The story is interrupted to take up the tale of Azdak who shelters a man he thinks fugitive peasant (but who later turns out to be the Grand Duke) which leads first to his near execution and then him being made a judge. There is an ebullient performance from Neil Stewart as Azdak that tips things into broad comedy. These performances are at the heart of an energetic ensemble, most of whom also seem to be playing musical instruments and all save Grant are playing multiple roles.

Director Graham Hubbard stages it using boxes and portable steps to raise the main protagonists into prominence and make them visible to an audience seated in pews on a flat floor, often playing straight out to the audience.
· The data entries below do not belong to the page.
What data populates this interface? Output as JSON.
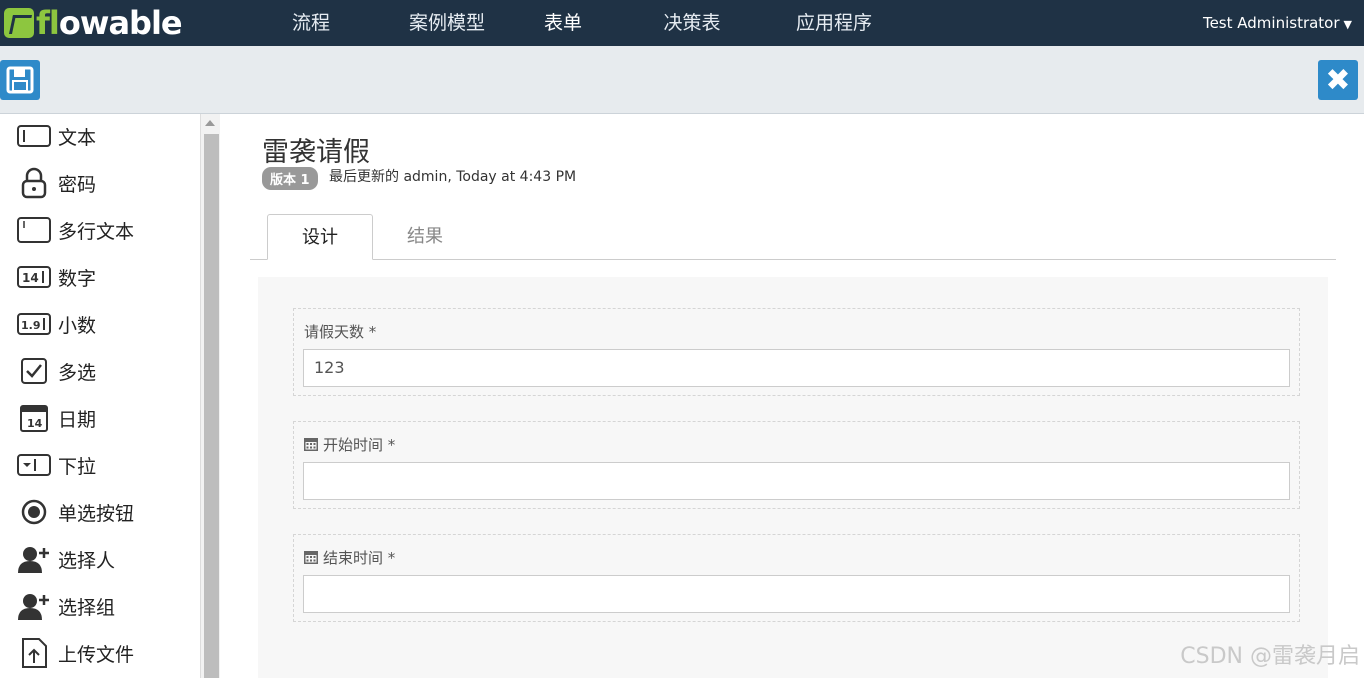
{
  "app": {
    "logo_text": "flowable"
  },
  "nav": {
    "items": [
      {
        "label": "流程"
      },
      {
        "label": "案例模型"
      },
      {
        "label": "表单"
      },
      {
        "label": "决策表"
      },
      {
        "label": "应用程序"
      }
    ],
    "active": "表单",
    "user": "Test Administrator"
  },
  "palette": {
    "items": [
      {
        "label": "文本",
        "icon": "text-field-icon"
      },
      {
        "label": "密码",
        "icon": "lock-icon"
      },
      {
        "label": "多行文本",
        "icon": "multiline-text-icon"
      },
      {
        "label": "数字",
        "icon": "number-icon"
      },
      {
        "label": "小数",
        "icon": "decimal-icon"
      },
      {
        "label": "多选",
        "icon": "checkbox-icon"
      },
      {
        "label": "日期",
        "icon": "calendar-icon"
      },
      {
        "label": "下拉",
        "icon": "dropdown-icon"
      },
      {
        "label": "单选按钮",
        "icon": "radio-icon"
      },
      {
        "label": "选择人",
        "icon": "add-person-icon"
      },
      {
        "label": "选择组",
        "icon": "add-group-icon"
      },
      {
        "label": "上传文件",
        "icon": "upload-icon"
      }
    ]
  },
  "form": {
    "title": "雷袭请假",
    "version_badge": "版本 1",
    "updated": "最后更新的 admin, Today at 4:43 PM",
    "tabs": [
      {
        "label": "设计"
      },
      {
        "label": "结果"
      }
    ],
    "fields": [
      {
        "label": "请假天数 *",
        "value": "123",
        "icon": ""
      },
      {
        "label": "开始时间 *",
        "value": "",
        "icon": "calendar-icon"
      },
      {
        "label": "结束时间 *",
        "value": "",
        "icon": "calendar-icon"
      }
    ]
  },
  "watermark": "CSDN @雷袭月启",
  "colors": {
    "topbar": "#1f3245",
    "accent": "#2e8ac9",
    "logo_green": "#8dc63f"
  }
}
He is not afraid to blend the simple honesty of Grant’s Grusha with some satirical grotesquery and uses a live actor (Gary Jerry) to accompany a bundle of cloth to represent the baby, voicing its cries and gradually blending into the character.

There is an excellent new score by Neal Swettenham and there is so much music that I nearly called this “Caucasian Chalk Circle—the Opera” with, I think, more of the text sung than when Brecht directed it. The music sounded great but this is a difficult church acoustic that can vary from place to place. Where I was sitting, right at the front, the piano occasionally drowned out voices and, especially when actors spoke to characters across the stage from them, their voices almost disappeared. The same goes for choral numbers for, though presented full on to the audience, with so many voices text became unclear.

That doesn’t help to put over Brecht’s argument, but it did not stop the story from coming over, while the director’s skilful use of the space made it always lively.